If you’re lying down, lie on your back with your arms extended on the floor about six inches from your body and your palms facing the ceiling. Keep your legs flat and turned slightly apart.

Move around a little until you are comfortable, then be still.

2. Close your eyes. Keep them closed until I tell you when to open them.

(Read steps 3-8 and/or 9-12)

3. Stretch your right leg out in front of you and tighten all the muscles in your leg — really tight — tighter — relax — let go of the tension. Notice what relaxing feels lie.

4. Repeat with your left leg.

5. Make a fist with your right hand and tighten all the muscles in that arm — really tight — tighter — tighter — now relax. Let the tension melt away.

6. Repeat with your left arm.

7. Life your shoulder upward toward your ears. Tighten all of the muscles in your shoulders and neck — really tight — tighter — tighter yet — now relax. Notice what letting go of tension feels like.

8. Tense all the muscles in your face by squinting your eyes, wrinkling your nose and tensing your tongue — really tight — tighter — tighter yet — now, relax. Feel all the tension and strain flow from your face.
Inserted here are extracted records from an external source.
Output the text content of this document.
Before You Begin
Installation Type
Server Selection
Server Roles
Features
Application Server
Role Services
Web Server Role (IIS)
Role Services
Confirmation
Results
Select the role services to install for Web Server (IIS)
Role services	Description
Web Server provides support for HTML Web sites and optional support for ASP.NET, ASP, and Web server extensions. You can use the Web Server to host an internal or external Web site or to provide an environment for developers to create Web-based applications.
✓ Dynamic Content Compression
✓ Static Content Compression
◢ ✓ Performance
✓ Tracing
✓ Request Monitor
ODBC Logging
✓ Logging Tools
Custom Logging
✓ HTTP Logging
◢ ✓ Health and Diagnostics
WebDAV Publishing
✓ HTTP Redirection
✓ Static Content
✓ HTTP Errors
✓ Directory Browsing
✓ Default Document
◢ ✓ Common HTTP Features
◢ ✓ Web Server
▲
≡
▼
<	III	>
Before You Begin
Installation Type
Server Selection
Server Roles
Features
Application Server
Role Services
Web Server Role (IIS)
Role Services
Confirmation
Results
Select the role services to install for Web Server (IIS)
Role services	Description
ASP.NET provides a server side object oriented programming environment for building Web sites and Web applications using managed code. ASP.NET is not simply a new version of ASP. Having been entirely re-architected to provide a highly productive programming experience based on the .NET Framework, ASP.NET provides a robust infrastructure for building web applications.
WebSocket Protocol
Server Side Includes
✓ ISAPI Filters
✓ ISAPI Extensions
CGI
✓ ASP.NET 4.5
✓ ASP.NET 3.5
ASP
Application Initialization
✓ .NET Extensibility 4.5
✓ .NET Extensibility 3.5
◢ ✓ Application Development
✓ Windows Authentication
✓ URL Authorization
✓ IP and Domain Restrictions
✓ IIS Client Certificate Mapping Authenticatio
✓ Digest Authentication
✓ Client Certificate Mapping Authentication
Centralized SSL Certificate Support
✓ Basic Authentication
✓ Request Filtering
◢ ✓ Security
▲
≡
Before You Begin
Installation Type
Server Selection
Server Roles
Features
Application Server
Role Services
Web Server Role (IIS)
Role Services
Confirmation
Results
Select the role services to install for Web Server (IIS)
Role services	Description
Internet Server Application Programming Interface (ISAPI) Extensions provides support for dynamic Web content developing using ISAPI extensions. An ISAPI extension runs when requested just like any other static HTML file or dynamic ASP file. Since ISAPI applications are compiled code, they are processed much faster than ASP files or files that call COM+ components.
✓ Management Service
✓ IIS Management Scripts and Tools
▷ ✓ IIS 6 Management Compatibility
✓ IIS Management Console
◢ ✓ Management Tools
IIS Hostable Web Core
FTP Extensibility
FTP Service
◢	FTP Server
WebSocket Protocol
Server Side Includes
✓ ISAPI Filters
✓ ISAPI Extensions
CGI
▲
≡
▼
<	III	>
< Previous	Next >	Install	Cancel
9. Place your right and on your stomach. Take slow full breaths through your nose and feel the rise and fall of your stomach as you breathe. When you inhale, you bring air into your body and your stomach rises. When you exhale, you breathe air out of your body and your stomach falls.

10. Inhale and exhale slowly — try breathing without any pauses or jerks between your inhalations and exhalations.

11. Place your left hand on your chest. If you’re breathing in a deep, relaxed way, you will feel very little movement in your chest. Most of the movement is in your stomach. Breathe very naturally and smoothly.

12. Imagine that with every breath you take, you’re becoming more relaxed.